Copyright laws and dashcam footage

I’ve noticed that YouTube channels offering dashcam footage will keep their videos specific to one place: this channel only shows footage from USA and Canada, that channel only shows footage from EU countries. Is this to provide a specific focus, or is there some international copyright legislation at play here?

Maybe it’s just the videos you’re being served. I searched youtube for “dashcam compilation” and here’s one of the first videos I clicked on. Just skimming through it, I see the US, Canada, Czech Republic, Australia, and Germany.

Agree w @Joey_P. One of my guilty pleasures is car crash / fail vids. One of my side entertainments while watching is trying to figure out which country (or state/region of the USA) each clip is from. IME very few vids contain clips from just one country.

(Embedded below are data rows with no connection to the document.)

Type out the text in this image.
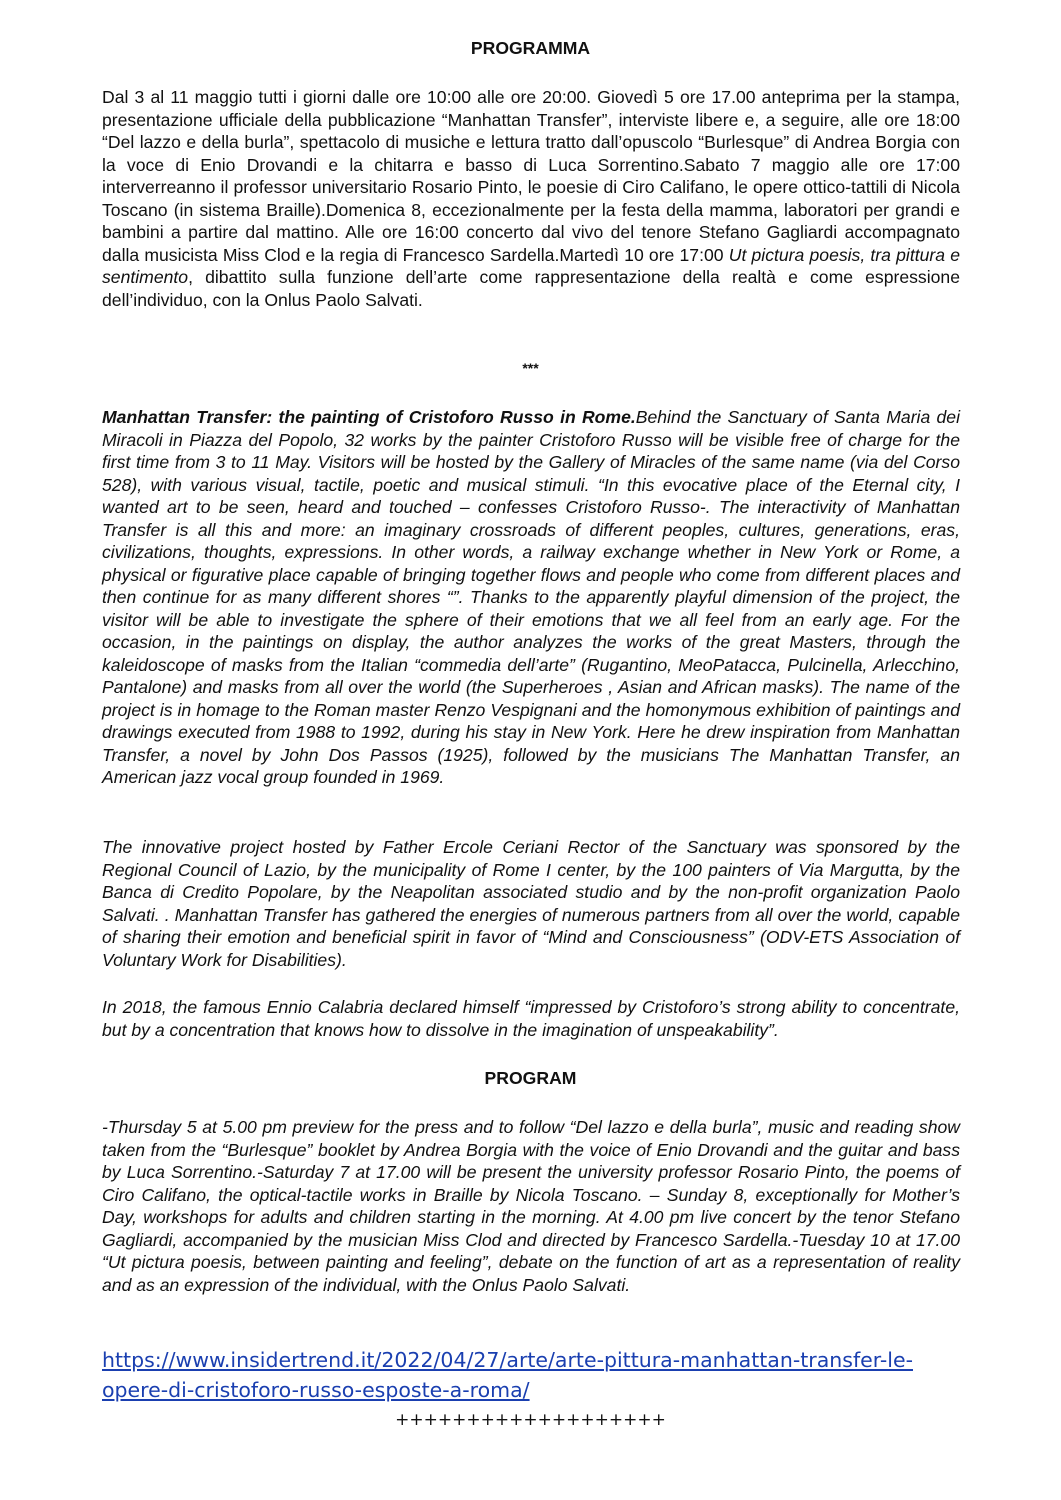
PROGRAMMA

Dal 3 al 11 maggio tutti i giorni dalle ore 10:00 alle ore 20:00. Giovedì 5 ore 17.00 anteprima per la stampa, presentazione ufficiale della pubblicazione “Manhattan Transfer”, interviste libere e, a seguire, alle ore 18:00 “Del lazzo e della burla”, spettacolo di musiche e lettura tratto dall’opuscolo “Burlesque” di Andrea Borgia con la voce di Enio Drovandi e la chitarra e basso di Luca Sorrentino.Sabato 7 maggio alle ore 17:00 interverreanno il professor universitario Rosario Pinto, le poesie di Ciro Califano, le opere ottico-tattili di Nicola Toscano (in sistema Braille).Domenica 8, eccezionalmente per la festa della mamma, laboratori per grandi e bambini a partire dal mattino. Alle ore 16:00 concerto dal vivo del tenore Stefano Gagliardi accompagnato dalla musicista Miss Clod e la regia di Francesco Sardella.Martedì 10 ore 17:00 Ut pictura poesis, tra pittura e sentimento, dibattito sulla funzione dell’arte come rappresentazione della realtà e come espressione dell’individuo, con la Onlus Paolo Salvati.

***

Manhattan Transfer: the painting of Cristoforo Russo in Rome.Behind the Sanctuary of Santa Maria dei Miracoli in Piazza del Popolo, 32 works by the painter Cristoforo Russo will be visible free of charge for the first time from 3 to 11 May. Visitors will be hosted by the Gallery of Miracles of the same name (via del Corso 528), with various visual, tactile, poetic and musical stimuli. “In this evocative place of the Eternal city, I wanted art to be seen, heard and touched – confesses Cristoforo Russo-. The interactivity of Manhattan Transfer is all this and more: an imaginary crossroads of different peoples, cultures, generations, eras, civilizations, thoughts, expressions. In other words, a railway exchange whether in New York or Rome, a physical or figurative place capable of bringing together flows and people who come from different places and then continue for as many different shores “”. Thanks to the apparently playful dimension of the project, the visitor will be able to investigate the sphere of their emotions that we all feel from an early age. For the occasion, in the paintings on display, the author analyzes the works of the great Masters, through the kaleidoscope of masks from the Italian “commedia dell’arte” (Rugantino, MeoPatacca, Pulcinella, Arlecchino, Pantalone) and masks from all over the world (the Superheroes , Asian and African masks). The name of the project is in homage to the Roman master Renzo Vespignani and the homonymous exhibition of paintings and drawings executed from 1988 to 1992, during his stay in New York. Here he drew inspiration from Manhattan Transfer, a novel by John Dos Passos (1925), followed by the musicians The Manhattan Transfer, an American jazz vocal group founded in 1969.

The innovative project hosted by Father Ercole Ceriani Rector of the Sanctuary was sponsored by the Regional Council of Lazio, by the municipality of Rome I center, by the 100 painters of Via Margutta, by the Banca di Credito Popolare, by the Neapolitan associated studio and by the non-profit organization Paolo Salvati. . Manhattan Transfer has gathered the energies of numerous partners from all over the world, capable of sharing their emotion and beneficial spirit in favor of “Mind and Consciousness” (ODV-ETS Association of Voluntary Work for Disabilities).

In 2018, the famous Ennio Calabria declared himself “impressed by Cristoforo’s strong ability to concentrate, but by a concentration that knows how to dissolve in the imagination of unspeakability”.

PROGRAM

-Thursday 5 at 5.00 pm preview for the press and to follow “Del lazzo e della burla”, music and reading show taken from the “Burlesque” booklet by Andrea Borgia with the voice of Enio Drovandi and the guitar and bass by Luca Sorrentino.-Saturday 7 at 17.00 will be present the university professor Rosario Pinto, the poems of Ciro Califano, the optical-tactile works in Braille by Nicola Toscano. – Sunday 8, exceptionally for Mother’s Day, workshops for adults and children starting in the morning. At 4.00 pm live concert by the tenor Stefano Gagliardi, accompanied by the musician Miss Clod and directed by Francesco Sardella.-Tuesday 10 at 17.00 “Ut pictura poesis, between painting and feeling”, debate on the function of art as a representation of reality and as an expression of the individual, with the Onlus Paolo Salvati.

https://www.insidertrend.it/2022/04/27/arte/arte-pittura-manhattan-transfer-le-
opere-di-cristoforo-russo-esposte-a-roma/
+++++++++++++++++++
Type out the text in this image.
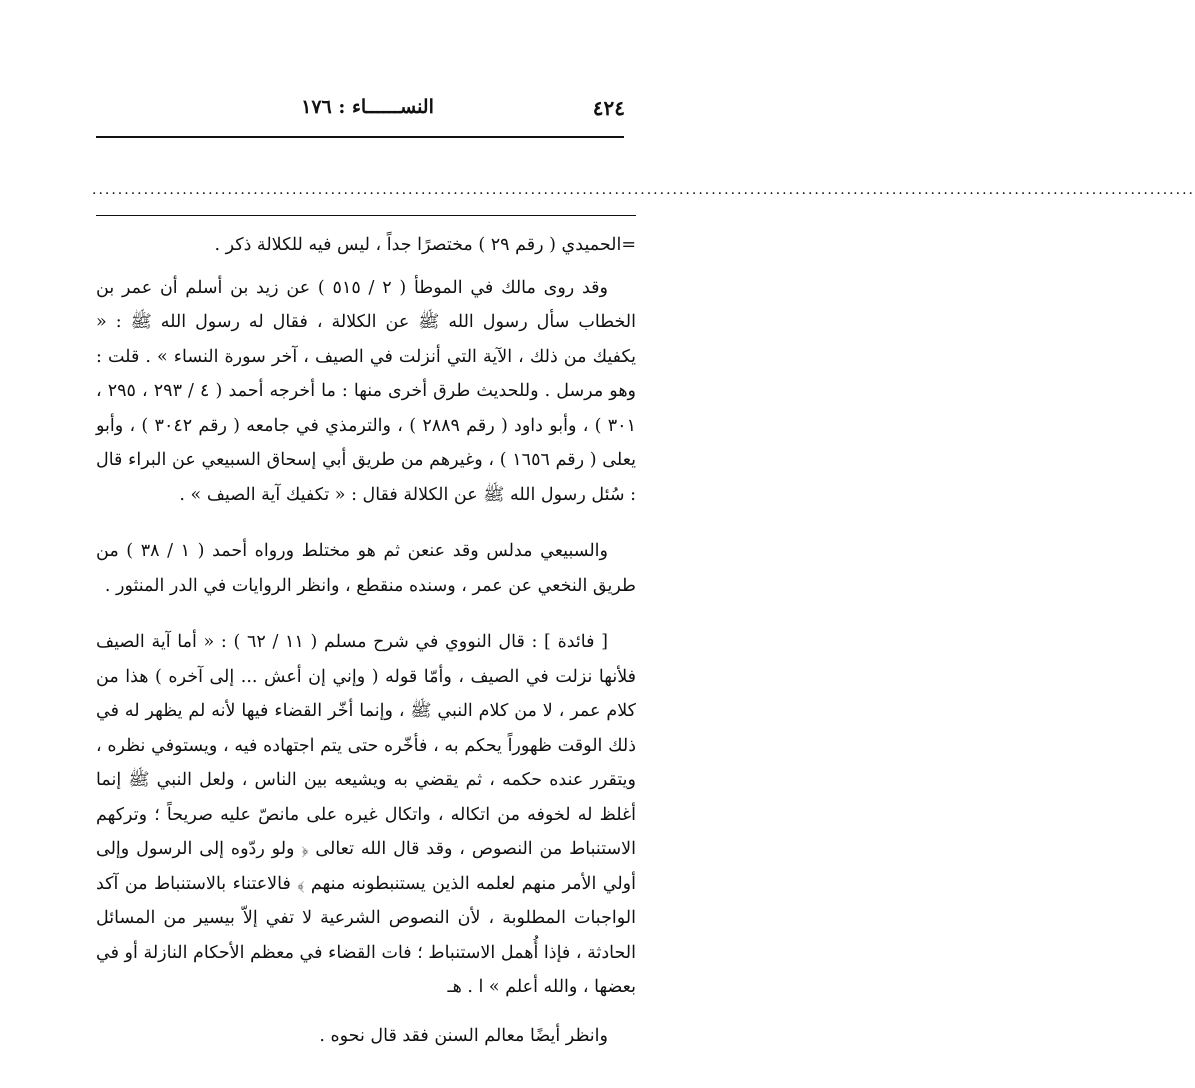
٤٢٤
النســــــاء : ١٧٦
...........................................................................................................................................................................

=الحميدي ( رقم ٢٩ ) مختصرًا جداً ، ليس فيه للكلالة ذكر .

وقد روى مالك في الموطأ ( ٢ / ٥١٥ ) عن زيد بن أسلم أن عمر بن الخطاب سأل رسول الله ﷺ عن الكلالة ، فقال له رسول الله ﷺ : « يكفيك من ذلك ، الآية التي أنزلت في الصيف ، آخر سورة النساء » . قلت : وهو مرسل . وللحديث طرق أخرى منها : ما أخرجه أحمد ( ٤ / ٢٩٣ ، ٢٩٥ ، ٣٠١ ) ، وأبو داود ( رقم ٢٨٨٩ ) ، والترمذي في جامعه ( رقم ٣٠٤٢ ) ، وأبو يعلى ( رقم ١٦٥٦ ) ، وغيرهم من طريق أبي إسحاق السبيعي عن البراء قال : سُئل رسول الله ﷺ عن الكلالة فقال : « تكفيك آية الصيف » .

والسبيعي مدلس وقد عنعن ثم هو مختلط ورواه أحمد ( ١ / ٣٨ ) من طريق النخعي عن عمر ، وسنده منقطع ، وانظر الروايات في الدر المنثور .

[ فائدة ] : قال النووي في شرح مسلم ( ١١ / ٦٢ ) : « أما آية الصيف فلأنها نزلت في الصيف ، وأمّا قوله ( وإني إن أعش ... إلى آخره ) هذا من كلام عمر ، لا من كلام النبي ﷺ ، وإنما أخّر القضاء فيها لأنه لم يظهر له في ذلك الوقت ظهوراً يحكم به ، فأخّره حتى يتم اجتهاده فيه ، ويستوفي نظره ، ويتقرر عنده حكمه ، ثم يقضي به ويشيعه بين الناس ، ولعل النبي ﷺ إنما أغلظ له لخوفه من اتكاله ، واتكال غيره على مانصّ عليه صريحاً ؛ وتركهم الاستنباط من النصوص ، وقد قال الله تعالى ﴿ ولو ردّوه إلى الرسول وإلى أولي الأمر منهم لعلمه الذين يستنبطونه منهم ﴾ فالاعتناء بالاستنباط من آكد الواجبات المطلوبة ، لأن النصوص الشرعية لا تفي إلاّ بيسير من المسائل الحادثة ، فإذا أُهمل الاستنباط ؛ فات القضاء في معظم الأحكام النازلة أو في بعضها ، والله أعلم » ا . هـ

وانظر أيضًا معالم السنن فقد قال نحوه .
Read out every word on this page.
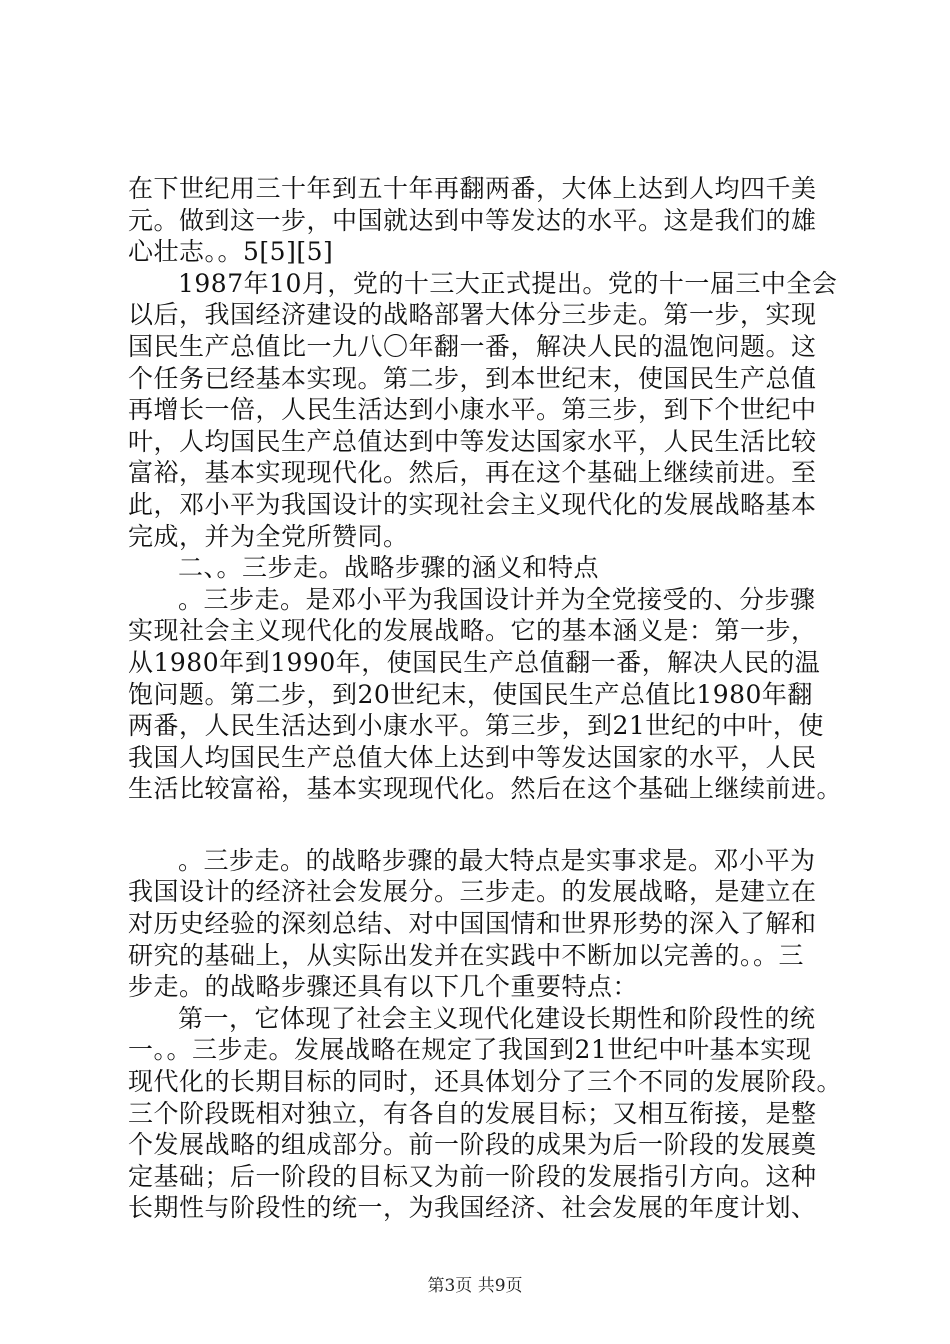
在下世纪用三十年到五十年再翻两番，大体上达到人均四千美
元。做到这一步，中国就达到中等发达的水平。这是我们的雄
心壮志。。5[5][5]
1987年10月，党的十三大正式提出。党的十一届三中全会
以后，我国经济建设的战略部署大体分三步走。第一步，实现
国民生产总值比一九八〇年翻一番，解决人民的温饱问题。这
个任务已经基本实现。第二步，到本世纪末，使国民生产总值
再增长一倍，人民生活达到小康水平。第三步，到下个世纪中
叶，人均国民生产总值达到中等发达国家水平，人民生活比较
富裕，基本实现现代化。然后，再在这个基础上继续前进。至
此，邓小平为我国设计的实现社会主义现代化的发展战略基本
完成，并为全党所赞同。
二、。三步走。战略步骤的涵义和特点
。三步走。是邓小平为我国设计并为全党接受的、分步骤
实现社会主义现代化的发展战略。它的基本涵义是：第一步，
从1980年到1990年，使国民生产总值翻一番，解决人民的温
饱问题。第二步，到20世纪末，使国民生产总值比1980年翻
两番，人民生活达到小康水平。第三步，到21世纪的中叶，使
我国人均国民生产总值大体上达到中等发达国家的水平，人民
生活比较富裕，基本实现现代化。然后在这个基础上继续前进。
。三步走。的战略步骤的最大特点是实事求是。邓小平为
我国设计的经济社会发展分。三步走。的发展战略，是建立在
对历史经验的深刻总结、对中国国情和世界形势的深入了解和
研究的基础上，从实际出发并在实践中不断加以完善的。。三
步走。的战略步骤还具有以下几个重要特点：
第一，它体现了社会主义现代化建设长期性和阶段性的统
一。。三步走。发展战略在规定了我国到21世纪中叶基本实现
现代化的长期目标的同时，还具体划分了三个不同的发展阶段。
三个阶段既相对独立，有各自的发展目标；又相互衔接，是整
个发展战略的组成部分。前一阶段的成果为后一阶段的发展奠
定基础；后一阶段的目标又为前一阶段的发展指引方向。这种
长期性与阶段性的统一，为我国经济、社会发展的年度计划、
第3页 共9页
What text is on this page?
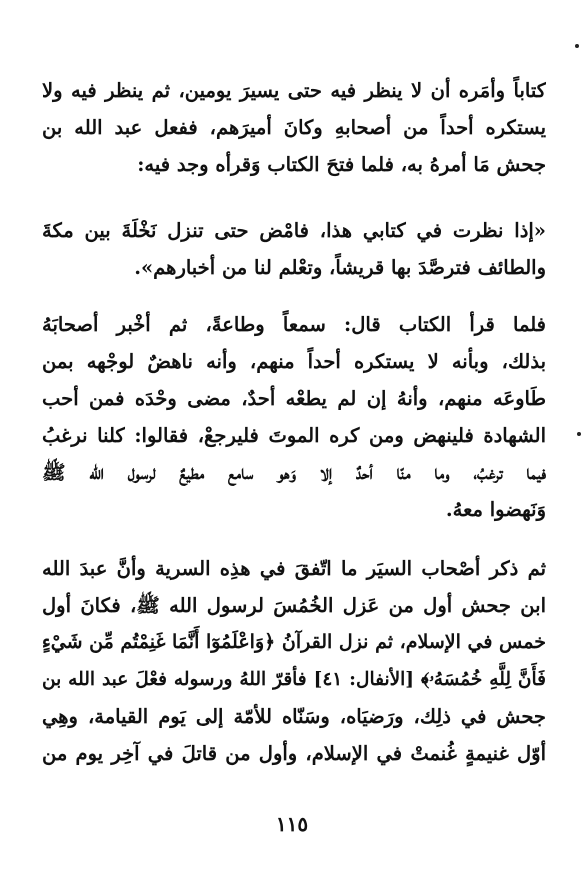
كتاباً وأمَره أن لا ينظر فيه حتى يسيرَ يومين، ثم ينظر فيه ولا
يستكره أحداً من أصحابهِ وكانَ أميرَهم، ففعل عبد الله بن
جحش مَا أمرهُ به، فلما فتحَ الكتاب وَقرأه وجد فيه:
«إذا نظرت في كتابي هذا، فامْض حتى تنزل نَخْلَةَ بين مكةَ
والطائف فترصَّدَ بها قريشاً، وتعْلم لنا من أخبارهم».
فلما قرأ الكتاب قال: سمعاً وطاعةً، ثم أخْبر أصحابَهُ
بذلك، وبأنه لا يستكره أحداً منهم، وأنه ناهضٌ لوجْهه بمن
طَاوعَه منهم، وأنهُ إن لم يطعْه أحدٌ، مضى وحْدَه فمن أحب
الشهادة فلينهض ومن كره الموتَ فليرجعْ، فقالوا: كلنا نرغبُ
فيما ترغبُ، وما منّا أحدٌ إلا وَهو سامع مطيعٌ لرسول الله ﷺ
وَنَهضوا معهُ.
ثم ذكر أصْحاب السيَر ما اتّفقَ في هذِه السرية وأنَّ عبدَ الله
ابن جحش أول من عَزل الخُمُسَ لرسول الله ﷺ، فكانَ أول
خمس في الإسلام، ثم نزل القرآنُ ﴿وَاعْلَمُوٓا أَنَّمَا غَنِمْتُم مِّن شَيْءٍ
فَأَنَّ لِلَّهِ خُمُسَهُۥ﴾ [الأنفال: ٤١] فأقرّ اللهُ ورسوله فعْلَ عبد الله بن
جحش في ذلِك، ورَضيَاه، وسَنّاه للأمّة إلى يَوم القيامة، وهِي
أوّل غنيمةٍ غُنمتْ في الإسلام، وأول من قاتلَ في آخِر يوم من
١١٥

I suspect there are some channels / vid producers who lean more heavily on one or another country. Perhaps the OP is seeing that effect.

The sheer commonality, nay ubiquity, of dashcams in Russia and China helps bias the results towards those countries. Plus of course the drunk / craptacular driving habits of folks in those countries.

This is just supposition on my part, but the various channel owners may have found that targeting specific regions leads to higher viewership and ad revenue. I watch North American and Australian dashcams occasionally, and I used to watch a channel that was mainly Russian, but it died abruptly. Switching between different countries can be a bit jarring, and I suspect North American car crashes are just more appealing to North Americans, etc.

Regarding copyright, that’s a bit of a gray area when it comes to dashcams, bodycams, and security cameras and it has never been ruled on in a US court. The argument that such footage is not copyrightable is because it’s not creative/artistic. In other countries the footage may be copyrightable by the security company or service, not the end user. That said, while you may not be granted automatic copyright of your dashcam footage, if you’re the only person who has access to that footage from the start, then you can release it to other parties with copyright-like licensing terms. Basically it becomes a contract law matter rather than a copyright law matter. So you might not have legal pull with a 3rd party infringer, but you would have recourse against any party you did license your footage to who used it in a manner you didn’t agree too. This is all rather gray as well, see copyfraud.

Maybe there’s a sub-genre of dashcam footage of lawyerly guys in suits bearing legal papers charging in front of the car, forcing a claim on who owns the film they’ve generated? In my imagination they buffet the car rhino-style, sort of reverse ambulance-chasing.